Dollar Bill Rosettes by Paul Jackson and Martin Kruskal (first hour)
In this session, we will fold the original Dollar Bill Rosette, with 16 panels. Paul taught the model to Martin and Laura Kruskal. Martin then designed a model with 22 panels. A follow-on session will reveal [some of] the mathematics.
Mathematics of the Martin Kruskal Dollar Bill Rosette (second hour)
Lecture: no folding - you may skip the first hour and join in for the lecture if you already know the model
Martin Kruskal's Dollar Bill Rosette (22 panels) starts with estimating 1/11 of an edge. The folding procedure starts with an estimate and marks off the 10 points dividing the edge. In doing this, the estimate is improved by halving the amount of error at each fold. In this talk, I will show the algebraic proof of how this is done. It is similar to a technique used for dividing an edge into thirds. I also will prove that the numbers for which the folding procedure works, that is, hit all the intermediate points, is the same as the Reptend Primes Base 2. The work is my own. I am confident that Martin Kruskal knew all about this.

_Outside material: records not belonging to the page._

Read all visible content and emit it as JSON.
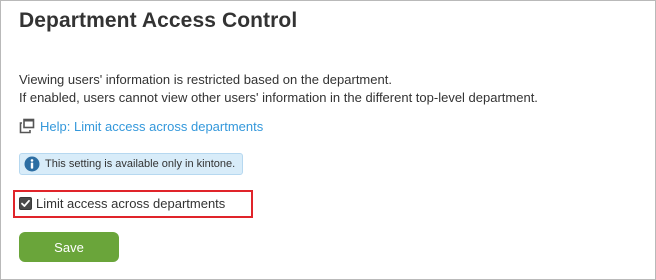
{
  "page": {
    "title": "Department Access Control"
  },
  "description": {
    "line1": "Viewing users' information is restricted based on the department.",
    "line2": "If enabled, users cannot view other users' information in the different top-level department."
  },
  "help": {
    "icon": "external-window-icon",
    "label": "Help: Limit access across departments"
  },
  "notice": {
    "icon": "info-icon",
    "text": "This setting is available only in kintone."
  },
  "setting": {
    "checkbox_label": "Limit access across departments",
    "checked": true,
    "highlight_color": "#e0242a"
  },
  "actions": {
    "save_label": "Save",
    "save_color": "#6aa53a"
  },
  "colors": {
    "link": "#3498db",
    "notice_bg": "#d8ecf9"
  }
}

Skill level: high school algebra or the willingness to listen and realize that your fingers do considerable mathematics when folding.
The Kruskal model is described in our book, written with Takashi Mukoda, More Origami with Explanations.
Dollar bill or similar paper currency or paper substitute. Please avoid the UK or Canadian currency with plastic inserts. You also can use paper rectangles. 2.61 x 6.14. It does not have to be exact.